When extrapolated to the 1.4 million survivors of MI in the UK in 2022, our study implies an estimated 414,400 new diagnoses of heart failure, 312,200 atrial fibrillation, 175,000 cerebrovascular disease, peripheral vascular disease, 266,000 severe bleeding, 380,800 renal failure, 238,000 diabetes mellitus, 109,200 dementia, 124,600 depression, and 189,000 cancer in the next decade, in addition to 99,400 individuals with subsequent MI and up to 529,200 dying within 9 years of first MI.
Our sociodemographic stratified risk charts provide a crucial step in translating future health outcomes to support informed and shared healthcare decision-making. Effective communication of the likely course of disease and risk of adverse long-term outcomes between individuals and healthcare professionals promote positive lifestyle changes, facilitate treatment compliance, and improve patient understanding and quality of life [9,10]. Informed by PPIE, our graphics have been designed in an easy-to-use format via a publicly accessible website, providing healthcare professionals and patients with a tool to discuss relevant demographic-specific risk to direct appropriate care. Moreover, these data have the potential to underpin public health policies aimed at reducing the health inequalities observed and reducing the significant ongoing burden of disease for the increasing number of survivors of MI—some of whom have many potential years of life left. Future work should focus on stratifying risk by specific MI phenotype and identifying modifiable risk factors associated with the increased burden of health outcomes evidenced.

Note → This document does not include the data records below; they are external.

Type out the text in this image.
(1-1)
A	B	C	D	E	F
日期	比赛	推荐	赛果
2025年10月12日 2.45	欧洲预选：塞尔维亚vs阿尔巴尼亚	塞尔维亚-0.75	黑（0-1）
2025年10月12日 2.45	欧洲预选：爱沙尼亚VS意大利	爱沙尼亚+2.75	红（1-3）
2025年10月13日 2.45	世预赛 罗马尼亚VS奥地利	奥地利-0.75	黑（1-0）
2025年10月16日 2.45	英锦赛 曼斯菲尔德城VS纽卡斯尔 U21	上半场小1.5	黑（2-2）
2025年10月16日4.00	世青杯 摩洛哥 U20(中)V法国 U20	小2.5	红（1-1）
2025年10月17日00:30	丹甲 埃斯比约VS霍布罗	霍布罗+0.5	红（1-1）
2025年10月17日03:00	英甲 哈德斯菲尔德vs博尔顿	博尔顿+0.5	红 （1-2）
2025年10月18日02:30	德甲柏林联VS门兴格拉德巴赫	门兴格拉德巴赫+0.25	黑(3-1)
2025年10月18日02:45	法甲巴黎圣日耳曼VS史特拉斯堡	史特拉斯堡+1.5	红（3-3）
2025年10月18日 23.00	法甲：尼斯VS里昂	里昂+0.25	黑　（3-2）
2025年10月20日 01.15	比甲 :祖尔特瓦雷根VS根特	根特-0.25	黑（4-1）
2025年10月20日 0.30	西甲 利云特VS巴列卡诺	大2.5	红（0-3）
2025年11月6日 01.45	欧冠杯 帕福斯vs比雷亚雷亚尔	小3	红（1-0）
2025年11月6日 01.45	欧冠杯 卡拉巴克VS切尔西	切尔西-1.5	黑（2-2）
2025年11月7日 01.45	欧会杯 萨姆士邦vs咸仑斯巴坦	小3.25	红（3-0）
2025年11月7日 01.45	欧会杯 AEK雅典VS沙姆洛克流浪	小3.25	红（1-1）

In conclusion, individuals frequently accrue major comorbidities across a range of body systems in the decade following MI—with 3 in 10 developing heart failure or renal failure and 4 in 10 dying. Health inequalities relating to age, sex, and socioeconomic deprivation are clearly evidenced—socioeconomically deprived individuals are more likely to have MI earlier in their life course and experience an increased burden of post-MI health outcomes at an earlier age. Improved post-MI preventative strategies, encompassing enhanced surveillance and detection, are required to tackle the high incidences of heart failure, atrial fibrillation, cerebrovascular disease, and renal failure observed in this population. Finally, sociodemographic stratified risk charts should be used to inform decision-making about health and well-being for specific patient groups in the post-MI period and underpin public health policies aimed at reducing health inequalities.